And beneath this was a name: “D’Arcy Arden.”

“D’Arcy,” he murmured. “What a strange name! Would it be a boy or a girl?”

For a long time he sat staring at that square of white, trying at the same time to patch together the rumors that had come to him regarding this mystery ship of the air.

“No use,” he told himself. “Can’t make head nor tail of it.”

The truth was that until that hour no aviator of this northern country had laid eyes on this gray phantom. They had one and all agreed that it did not exist, that it was the creation of an over-wrought imagination; that some mineral-hunting plane on a special mission had passed over here and there and had created the illusion.

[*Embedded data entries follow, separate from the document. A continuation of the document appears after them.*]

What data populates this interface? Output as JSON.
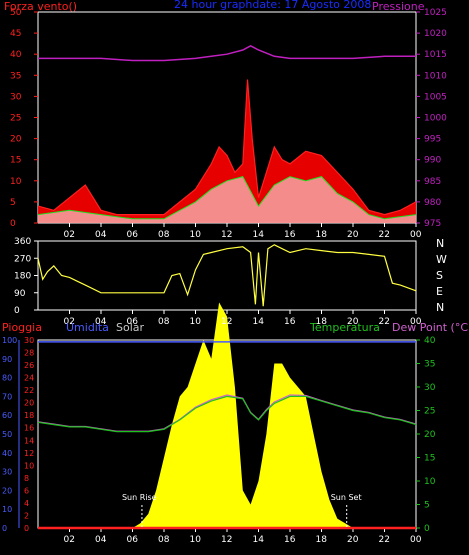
{
  "colors": {
    "wind": "#ff2020",
    "gust_fill": "#ff0000",
    "pressure": "#c020c0",
    "direction": "#ffff40",
    "rain": "#ff2020",
    "humidity": "#4a5cff",
    "solar": "#ffff00",
    "temperature": "#20c020",
    "dew_point": "#d060d0",
    "axis_white": "#ffffff",
    "title_blue": "#1a2cff"
  },
  "header": {
    "left_label": "Forza vento()",
    "title": "24 hour graphdate: 17 Agosto 2008",
    "right_label": "Pressione"
  },
  "legend_bottom": {
    "rain": "Pioggia",
    "humidity": "Umidita",
    "solar": "Solar",
    "temperature": "Temperatura",
    "dew_point": "Dew Point (°C)"
  },
  "compass": [
    "N",
    "W",
    "S",
    "E",
    "N"
  ],
  "annotations": {
    "sunrise": "Sun Rise",
    "sunset": "Sun Set"
  },
  "chart_data": [
    {
      "type": "line",
      "name": "wind-pressure",
      "x_ticks": [
        "02",
        "04",
        "06",
        "08",
        "10",
        "12",
        "14",
        "16",
        "18",
        "20",
        "22",
        "00"
      ],
      "y_left": {
        "label": "Forza vento()",
        "range": [
          0,
          50
        ],
        "ticks": [
          0,
          5,
          10,
          15,
          20,
          25,
          30,
          35,
          40,
          45,
          50
        ]
      },
      "y_right": {
        "label": "Pressione",
        "range": [
          975,
          1025
        ],
        "ticks": [
          975,
          980,
          985,
          990,
          995,
          1000,
          1005,
          1010,
          1015,
          1020,
          1025
        ]
      },
      "series": [
        {
          "key": "gust",
          "x": [
            0,
            1,
            2,
            3,
            4,
            5,
            6,
            7,
            8,
            9,
            10,
            11,
            11.5,
            12,
            12.5,
            13,
            13.3,
            13.6,
            14,
            14.5,
            15,
            15.5,
            16,
            17,
            18,
            19,
            20,
            21,
            22,
            23,
            24
          ],
          "values": [
            4,
            3,
            6,
            9,
            3,
            2,
            2,
            2,
            2,
            5,
            8,
            14,
            18,
            16,
            12,
            14,
            34,
            20,
            6,
            12,
            18,
            15,
            14,
            17,
            16,
            12,
            8,
            3,
            2,
            3,
            5
          ]
        },
        {
          "key": "average",
          "x": [
            0,
            2,
            4,
            6,
            8,
            9,
            10,
            11,
            12,
            13,
            14,
            15,
            16,
            17,
            18,
            19,
            20,
            21,
            22,
            24
          ],
          "values": [
            2,
            3,
            2,
            1,
            1,
            3,
            5,
            8,
            10,
            11,
            4,
            9,
            11,
            10,
            11,
            7,
            5,
            2,
            1,
            2
          ]
        },
        {
          "key": "pressure",
          "x": [
            0,
            2,
            4,
            6,
            8,
            10,
            11,
            12,
            13,
            13.5,
            14,
            15,
            16,
            18,
            20,
            22,
            24
          ],
          "values": [
            1014,
            1014,
            1014,
            1013.5,
            1013.5,
            1014,
            1014.5,
            1015,
            1016,
            1017,
            1016,
            1014.5,
            1014,
            1014,
            1014,
            1014.5,
            1014.5
          ]
        }
      ]
    },
    {
      "type": "line",
      "name": "wind-direction",
      "x_ticks": [
        "02",
        "04",
        "06",
        "08",
        "10",
        "12",
        "14",
        "16",
        "18",
        "20",
        "22",
        "00"
      ],
      "y": {
        "range": [
          0,
          360
        ],
        "ticks": [
          0,
          90,
          180,
          270,
          360
        ]
      },
      "series": [
        {
          "key": "direction",
          "x": [
            0,
            0.3,
            0.6,
            1,
            1.5,
            2,
            2.5,
            3,
            4,
            5,
            6,
            7,
            7.5,
            8,
            8.5,
            9,
            9.5,
            10,
            10.5,
            11,
            12,
            13,
            13.5,
            13.8,
            14,
            14.3,
            14.6,
            15,
            15.5,
            16,
            17,
            18,
            19,
            20,
            21,
            22,
            22.5,
            23,
            24
          ],
          "values": [
            270,
            160,
            200,
            230,
            180,
            170,
            150,
            130,
            90,
            90,
            90,
            90,
            90,
            90,
            180,
            190,
            80,
            210,
            290,
            300,
            320,
            330,
            300,
            30,
            300,
            20,
            320,
            340,
            320,
            300,
            320,
            310,
            300,
            300,
            290,
            280,
            140,
            130,
            100
          ]
        }
      ]
    },
    {
      "type": "area",
      "name": "solar-temperature",
      "x_ticks": [
        "02",
        "04",
        "06",
        "08",
        "10",
        "12",
        "14",
        "16",
        "18",
        "20",
        "22",
        "00"
      ],
      "y_left": {
        "range": [
          0,
          100
        ],
        "ticks": [
          0,
          10,
          20,
          30,
          40,
          50,
          60,
          70,
          80,
          90,
          100
        ]
      },
      "y_rain": {
        "range": [
          0,
          30
        ],
        "ticks": [
          0,
          2,
          4,
          6,
          8,
          10,
          12,
          14,
          16,
          18,
          20,
          22,
          24,
          26,
          28,
          30
        ]
      },
      "y_right": {
        "range": [
          0,
          40
        ],
        "ticks": [
          0,
          5,
          10,
          15,
          20,
          25,
          30,
          35,
          40
        ]
      },
      "series": [
        {
          "key": "solar",
          "x": [
            0,
            6,
            6.5,
            7,
            7.5,
            8,
            8.5,
            9,
            9.5,
            10,
            10.5,
            11,
            11.5,
            12,
            12.5,
            13,
            13.5,
            14,
            14.5,
            15,
            15.5,
            16,
            16.5,
            17,
            17.5,
            18,
            18.5,
            19,
            19.5,
            20,
            24
          ],
          "values": [
            0,
            0,
            1,
            3,
            8,
            15,
            22,
            28,
            30,
            35,
            40,
            36,
            48,
            45,
            30,
            8,
            5,
            10,
            20,
            35,
            35,
            32,
            30,
            28,
            20,
            12,
            6,
            2,
            1,
            0,
            0
          ]
        },
        {
          "key": "temperature",
          "x": [
            0,
            1,
            2,
            3,
            4,
            5,
            6,
            7,
            8,
            9,
            10,
            11,
            12,
            13,
            13.5,
            14,
            14.5,
            15,
            16,
            17,
            18,
            19,
            20,
            21,
            22,
            23,
            24
          ],
          "values": [
            22.5,
            22,
            21.5,
            21.5,
            21,
            20.5,
            20.5,
            20.5,
            21,
            23,
            25.5,
            27,
            28,
            27.5,
            24.5,
            23,
            25,
            26.5,
            28,
            28,
            27,
            26,
            25,
            24.5,
            23.5,
            23,
            22
          ]
        },
        {
          "key": "dew_point",
          "x": [
            0,
            1,
            2,
            3,
            4,
            5,
            6,
            7,
            8,
            9,
            10,
            11,
            12,
            13,
            13.5,
            14,
            14.5,
            15,
            16,
            17,
            18,
            19,
            20,
            21,
            22,
            23,
            24
          ],
          "values": [
            22.6,
            22.1,
            21.6,
            21.6,
            21.1,
            20.6,
            20.6,
            20.6,
            21.1,
            23.1,
            25.7,
            27.3,
            28.3,
            27.6,
            24.6,
            23.1,
            25.2,
            26.8,
            28.3,
            28.2,
            27.1,
            26.1,
            25.1,
            24.6,
            23.6,
            23.1,
            22.1
          ]
        },
        {
          "key": "humidity",
          "x": [
            0,
            24
          ],
          "values": [
            99,
            99
          ]
        },
        {
          "key": "rain",
          "x": [
            0,
            24
          ],
          "values": [
            0,
            0
          ]
        }
      ]
    }
  ]
}
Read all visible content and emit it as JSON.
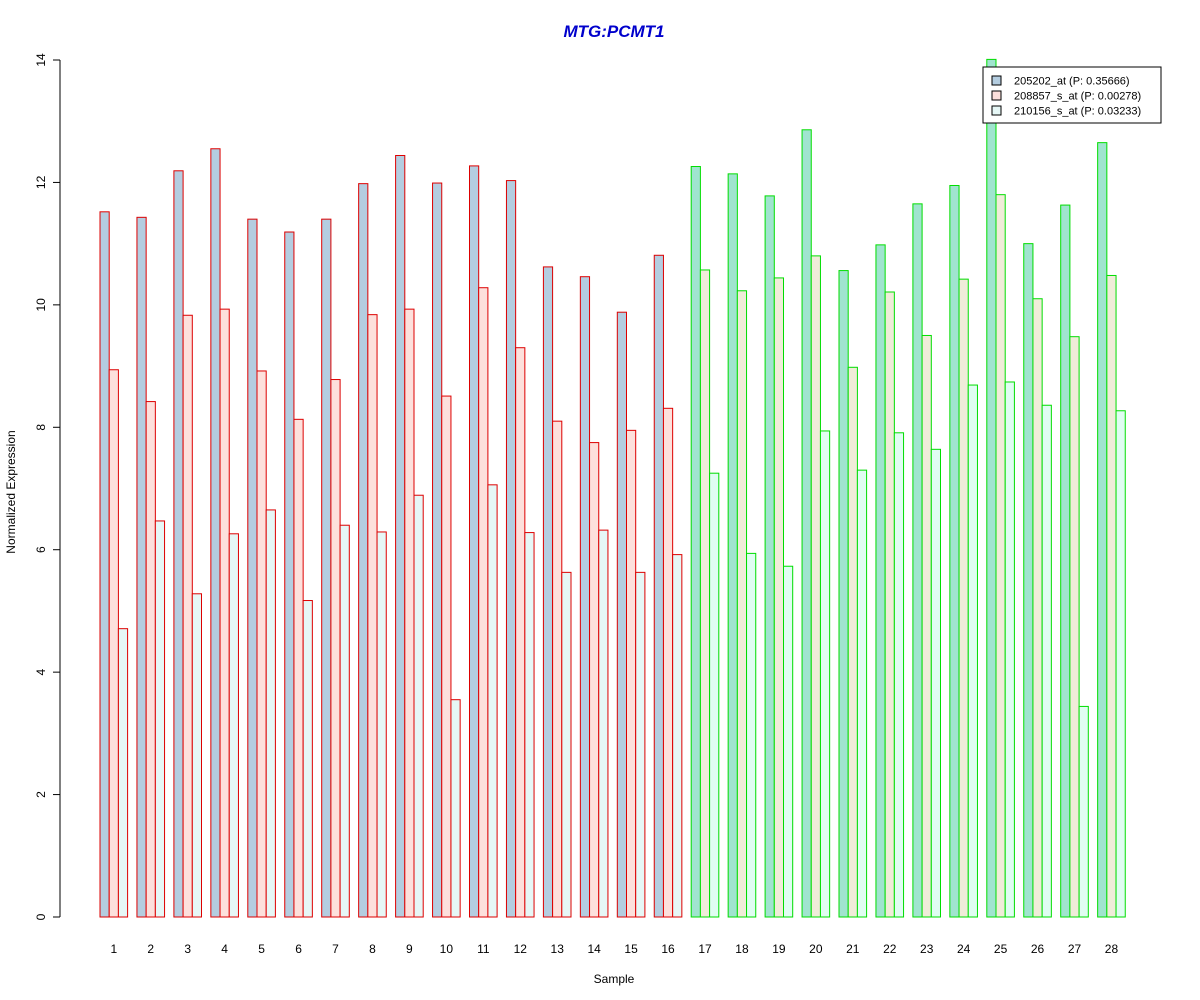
{
  "chart_data": {
    "type": "bar",
    "title": "MTG:PCMT1",
    "xlabel": "Sample",
    "ylabel": "Normalized Expression",
    "ylim": [
      0,
      14
    ],
    "yticks": [
      "0",
      "2",
      "4",
      "6",
      "8",
      "10",
      "12",
      "14"
    ],
    "grid": false,
    "legend_position": "top-right",
    "categories": [
      "1",
      "2",
      "3",
      "4",
      "5",
      "6",
      "7",
      "8",
      "9",
      "10",
      "11",
      "12",
      "13",
      "14",
      "15",
      "16",
      "17",
      "18",
      "19",
      "20",
      "21",
      "22",
      "23",
      "24",
      "25",
      "26",
      "27",
      "28"
    ],
    "series": [
      {
        "name": "205202_at (P: 0.35666)",
        "values": [
          11.52,
          11.43,
          12.19,
          12.55,
          11.4,
          11.19,
          11.4,
          11.98,
          12.44,
          11.99,
          12.27,
          12.03,
          10.62,
          10.46,
          9.88,
          10.81,
          12.26,
          12.14,
          11.78,
          12.86,
          10.56,
          10.98,
          11.65,
          11.95,
          14.01,
          11.0,
          11.63,
          12.65
        ]
      },
      {
        "name": "208857_s_at (P: 0.00278)",
        "values": [
          8.94,
          8.42,
          9.83,
          9.93,
          8.92,
          8.13,
          8.78,
          9.84,
          9.93,
          8.51,
          10.28,
          9.3,
          8.1,
          7.75,
          7.95,
          8.31,
          10.57,
          10.23,
          10.44,
          10.8,
          8.98,
          10.21,
          9.5,
          10.42,
          11.8,
          10.1,
          9.48,
          10.48
        ]
      },
      {
        "name": "210156_s_at (P: 0.03233)",
        "values": [
          4.71,
          6.47,
          5.28,
          6.26,
          6.65,
          5.17,
          6.4,
          6.29,
          6.89,
          3.55,
          7.06,
          6.28,
          5.63,
          6.32,
          5.63,
          5.92,
          7.25,
          5.94,
          5.73,
          7.94,
          7.3,
          7.91,
          7.64,
          8.69,
          8.74,
          8.36,
          3.44,
          8.27
        ]
      }
    ],
    "group_colors": {
      "1-16": {
        "border": "#dd0000",
        "fills": [
          "#b4cde0",
          "#fde0dc",
          "#e6f7f6"
        ]
      },
      "17-28": {
        "border": "#00dd00",
        "fills": [
          "#a0e4cf",
          "#f0ecd9",
          "#e0fdf2"
        ]
      }
    },
    "colors": {
      "title": "#0000cc",
      "axis": "#000000"
    }
  }
}
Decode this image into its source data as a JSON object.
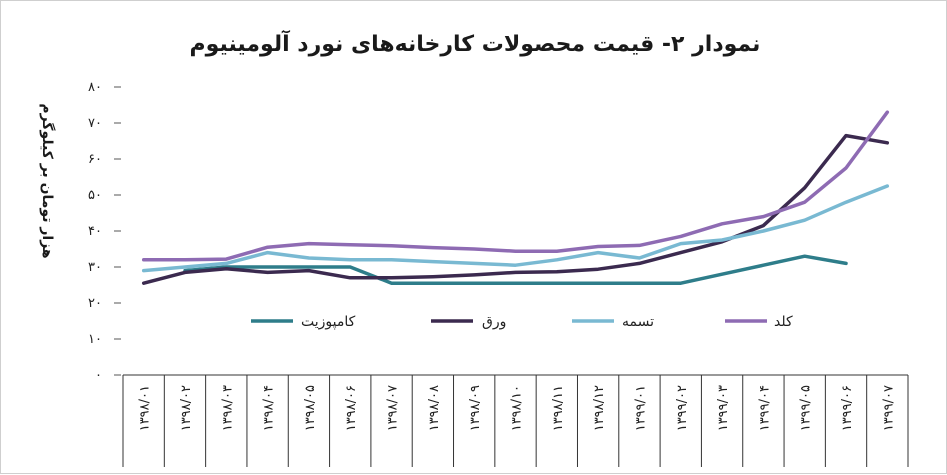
{
  "chart_data": {
    "type": "line",
    "title": "نمودار ۲- قیمت محصولات کارخانه‌های نورد آلومینیوم",
    "ylabel": "هزار تومان بر کیلوگرم",
    "xlabel": "",
    "ylim": [
      0,
      80
    ],
    "yticks": [
      0,
      10,
      20,
      30,
      40,
      50,
      60,
      70,
      80
    ],
    "ytick_labels": [
      "۰",
      "۱۰",
      "۲۰",
      "۳۰",
      "۴۰",
      "۵۰",
      "۶۰",
      "۷۰",
      "۸۰"
    ],
    "categories": [
      "۱۳۹۸/۰۱",
      "۱۳۹۸/۰۲",
      "۱۳۹۸/۰۳",
      "۱۳۹۸/۰۴",
      "۱۳۹۸/۰۵",
      "۱۳۹۸/۰۶",
      "۱۳۹۸/۰۷",
      "۱۳۹۸/۰۸",
      "۱۳۹۸/۰۹",
      "۱۳۹۸/۱۰",
      "۱۳۹۸/۱۱",
      "۱۳۹۸/۱۲",
      "۱۳۹۹/۰۱",
      "۱۳۹۹/۰۲",
      "۱۳۹۹/۰۳",
      "۱۳۹۹/۰۴",
      "۱۳۹۹/۰۵",
      "۱۳۹۹/۰۶",
      "۱۳۹۹/۰۷"
    ],
    "grid": false,
    "legend_position": "bottom",
    "series": [
      {
        "name": "کامپوزیت",
        "color": "#2e7d8a",
        "values": [
          null,
          29,
          30,
          30,
          30,
          30,
          25.5,
          25.5,
          25.5,
          25.5,
          25.5,
          25.5,
          25.5,
          25.5,
          28,
          30.5,
          33,
          31,
          null
        ]
      },
      {
        "name": "ورق",
        "color": "#3b2a4f",
        "values": [
          25.5,
          28.5,
          29.5,
          28.5,
          29,
          27,
          27,
          27.3,
          27.8,
          28.5,
          28.7,
          29.4,
          31,
          34,
          37,
          41.5,
          52,
          66.5,
          64.5
        ]
      },
      {
        "name": "تسمه",
        "color": "#79b9d2",
        "values": [
          29,
          30,
          31,
          34,
          32.5,
          32,
          32,
          31.5,
          31,
          30.5,
          32,
          34,
          32.5,
          36.5,
          37.5,
          40,
          43,
          48,
          52.5
        ]
      },
      {
        "name": "کلد",
        "color": "#8e6bb3",
        "values": [
          32,
          32,
          32.2,
          35.5,
          36.5,
          36.2,
          35.9,
          35.4,
          35,
          34.4,
          34.4,
          35.7,
          36,
          38.5,
          42,
          44,
          48,
          57.5,
          73
        ]
      }
    ]
  }
}
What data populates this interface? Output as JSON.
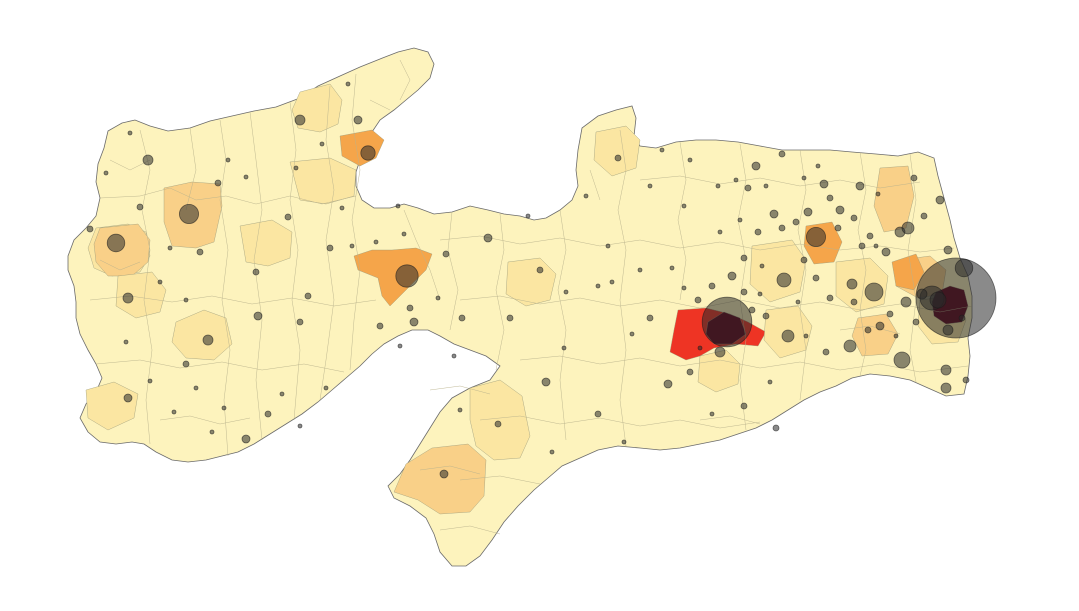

“But now,” he assured himself, “I have seen it. I will vouch for it. And here,” he held the square of white up to the light, “here is the proof!

“But why is that plane here? Where is it going? Why is that person a captive? What type of outlaw rides in that cockpit? All that is the riddle of this storm, a riddle I am bound to aid in solving. But now—”

His ears caught the beat of snow on the cabin window. “Now there is nothing left but to eat, sleep a bit, and wait out the storm.

“Get a bite to eat,” he told himself. “Something hot. Fellow has to keep himself fit on a job like this, when you—”

He did not finish. A sudden thought breaking in upon him had startled him. He had believed himself safe from the peril that had threatened. But was he? What if the plane turned about and came back?